Allá a principios de 1995 invitado por una amiga reportera ingrese al equipo de reporteros de los noticieros de la estación de radio XHCSV “La tremenda”, el gerente que me dio la oportunidad; Romano de Jacobis Quiñones (Q.E.P.D.) con mis notas en vivo, pasaba dos veces y a veces hasta tres, en el noticiero que iniciaba de 06:00 a 09:00 de la mañana conducido por Patricia Kats.
El 5 de noviembre me toco cubrir a las 05:00 de la mañana el primer descuartizamiento de una persona en el estado de Veracruz, en la calle Guerrero, entre Anaya y Transitmica de la ciudad de Coatzacoalcos y así otros destacados sucesos de la vida diaria de la ciudad.
Alterne con los mejores reporteros de esa época, cuando no había teléfonos móviles y se tenía que grabar en aparatos móviles y pasar el casetts grabado al micrófono. ¡Tiempos aquellos.
Entre los compañeros que recuerdo, estaban Benita González Morales, Mildred Reyes, Laura Leticia Hernández, Rubén Rivera Mancera, Lourdes Mata, Víctor Hugo Gómez Leonardo, Patricia Kats, Norma Lidia Faranoni, Martin Vázquez, Jorge Tolentino García, Mario Morales Patraca, Abel Cobian Botello, (+) Gregorio Antonio, y otros valiosos compañeros que a más de 25 años es muy difícil ubicarlos.

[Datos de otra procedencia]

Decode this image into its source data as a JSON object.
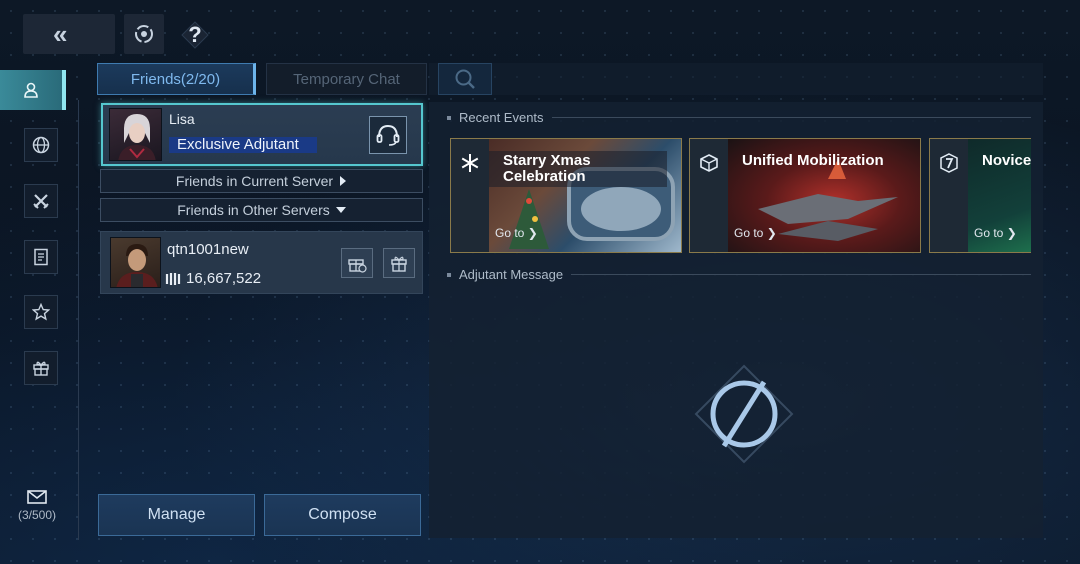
{
  "topbar": {
    "back_glyph": "«",
    "help_glyph": "?"
  },
  "tabs": [
    {
      "label": "Friends(2/20)",
      "active": true
    },
    {
      "label": "Temporary Chat",
      "active": false
    }
  ],
  "nav": {
    "items": [
      {
        "icon": "person-icon",
        "active": true
      },
      {
        "icon": "globe-icon",
        "active": false
      },
      {
        "icon": "crossed-swords-icon",
        "active": false
      },
      {
        "icon": "document-icon",
        "active": false
      },
      {
        "icon": "star-icon",
        "active": false
      },
      {
        "icon": "gift-icon",
        "active": false
      }
    ],
    "mail_count": "(3/500)"
  },
  "adjutant": {
    "name": "Lisa",
    "role": "Exclusive Adjutant"
  },
  "groups": {
    "current_server": "Friends in Current Server",
    "other_servers": "Friends in Other Servers"
  },
  "friends": [
    {
      "name": "qtn1001new",
      "power": "16,667,522"
    }
  ],
  "buttons": {
    "manage": "Manage",
    "compose": "Compose"
  },
  "sections": {
    "recent_events": "Recent Events",
    "adjutant_message": "Adjutant Message"
  },
  "events": [
    {
      "title": "Starry Xmas Celebration",
      "go": "Go to",
      "icon": "snowflake-icon"
    },
    {
      "title": "Unified Mobilization",
      "go": "Go to",
      "icon": "cube-icon"
    },
    {
      "title": "Novice",
      "go": "Go to",
      "icon": "seven-badge-icon"
    }
  ],
  "colors": {
    "accent": "#55c7cf",
    "tab_active": "#7fb9ee",
    "event_border": "#8a7a4a"
  }
}
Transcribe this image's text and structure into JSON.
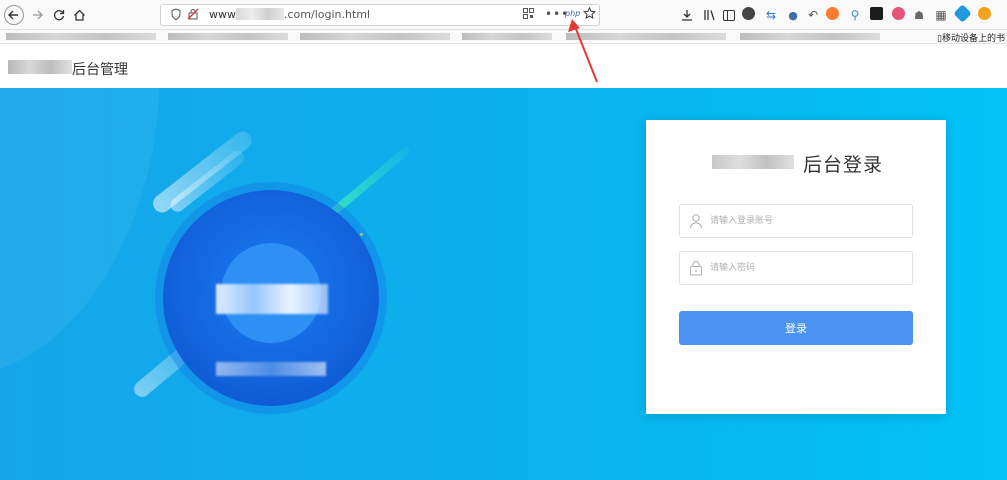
{
  "browser": {
    "url_prefix": "www",
    "url_suffix": ".com/login.html",
    "extension_php_label": "php",
    "bookmarks_mobile_label": "移动设备上的书"
  },
  "header": {
    "site_title": "后台管理"
  },
  "login": {
    "card_title": "后台登录",
    "username_placeholder": "请输入登录账号",
    "password_placeholder": "请输入密码",
    "submit_label": "登录"
  },
  "colors": {
    "hero_start": "#16a5ea",
    "hero_end": "#02c2f6",
    "button": "#4a93f2",
    "annotation_arrow": "#e53935"
  }
}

Romano no solo era un buen estratega de la publicidad, sino también sabía cómo utilizar la capacidad de cada uno de los reporteros.
Y debo reconocerlo, jamás he vuelto a ver, reporteros tan profesionales como los que integraron ese Staff. Romano de Jacobis tenía cubiertos todos los municipios del sur de Veracruz y si ocurría algún suceso se hacía un corte informativo.
Una anécdota lo señala. Una mañana (06:10 horas aproximadamente) estando en cabina. Patricia Kats me indico que bajara a la sala de donde un compañero trasmitía por teléfono en ese momento, su información.
Esto debido a que su grabación se estaba extendiendo demasiado y no la cortaba para darle salida a la nota.
Cuando baje encontré en el sofá a un compañero que tenía su grabadora en función pegada al teléfono y él se encontraba completamente dormido.
Nunca supe, ni me interesó saber porque se quedó dormido. No se le cuestionó si llegó desvelado, con unas copas de más, o si fue por cansancio que se durmió.
Para todos nos quedó la muestra de su profesionalismo. Como quiera que sea, ¡Llego a cumplir con su trabajo! Pero llego.
Y esa era parte de la disciplina que nos inculcaba Romano de Jacobis Quiñones cumplir con el trabajo.
Hoy por cuestiones que nadie puede disponer, se fue al gran viaje, cumpliendo su ciclo en la tierra, y dejando grandes recuerdos, enseñanzas y todo lo mejor de él, a su paso por Coatzacoalcos. Descanse en paz, Romano de Jacobis Quiñonez. Buen viaje amigo. (Por Juan Antonio Valencia).